Две недели спустя Харелт под именем дана Хекки сидел на званом обеде у бургомистра Торфинса — хотя обед больше напоминал небольшое торжество, после десерта обещали даже танцы. Торфинс городом был немалым, торговым, потому «солидных людей», жаждущих познакомиться и пообщаться со столичным гостем оказалось достаточно. Особенно почтенных матрон с дочками, слетевшихся как пчёлы на мёд, едва узнали, что гость не женат. Впрочем, ко второй перемене блюд ни девушки, ни внимание их родительниц Харелта не волновали, куда больше беспокойства доставляла ему собственная бородка, расчёсанная и завитая по последней моде. И также по последней столичной моде тщательно выкрашенная вместе с волосами в серебряный и синий цвета. Со всех сторон это было удачно, так как позволяло спрятать очень приметную рыжину — иначе хоть раз заночуешь в гостях, не успеешь после утреннего туалета спрятать бритвенный прибор, и всё инкогнито раскрыто. Но как же эта проклятая борода с непривычки чесалась! А ещё внимательно приходилось следить, чтобы случайно не макнуть её в соус и не испортить впечатление вычурного и изысканного мальчика из высшего света.
Чтобы хоть как-то отвлечься, Харелт вслушался в болтовню сидящего рядом бургомистра. Тот как раз с печалью рассказывал о событиях в Тейне: мол, позор-то какой — священник поддержал самосуд над невинной девушкой. А до этого все на него чуть не молились, и совета чаще именно у него спрашивали, хотя главная церковь прихода в Торфинсе стоит. А ещё скандал, аж до столицы дошло. Харелт поддакнул — да, да, он вот тоже слышал. А мысленно добавил, что ещё бы ему не слышать. Было не исключено, что отец Райберт тоже являлся одной из целей сектантов — если в самом Торфинсе в церковь ходили больше для приличия, то яркие проповеди священника из Тейна собирали огромную толпу. Поэтому, как только стало известно о демонопоклонниках, отца Райберта немедленно вместе с семьёй спрятали в одной из резиденций Сберегающих, а по всей округе поползли слухи о суде. Причём разговоры и пересуды дошли даже до столицы, где ими и заинтересовался тот самый Хекки, который приехал «посмотреть, как жила настоящая ведьма».
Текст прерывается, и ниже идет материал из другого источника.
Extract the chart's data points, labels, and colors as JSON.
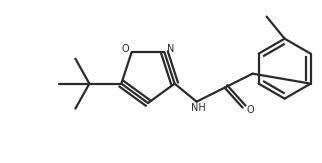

Стенания бургомистра прервали поданный молочный поросёнок, следом обильный десерт… А затем начался бал, где гость из Турнейга снова оказался в центре внимания. Молодые девицы и местные «сливки общества» словно сговорились и все как один спрашивали о новостях моды и столичных веяниях — да так дотошно, что Харелт первый раз помянул добрым словом все те ненавистные мероприятия и салоны, по которым его таскала бывшая ненаглядная. Зато разнообразные «солидные граждане города» старательно зазывали парня в гости или приглашали посетить какое-нибудь мероприятие, где ему, конечно же, гарантировано самое почётное место — ведь отец дана Хекки служит лично лорду Хаттан, и сын обязательно займёт место родителя.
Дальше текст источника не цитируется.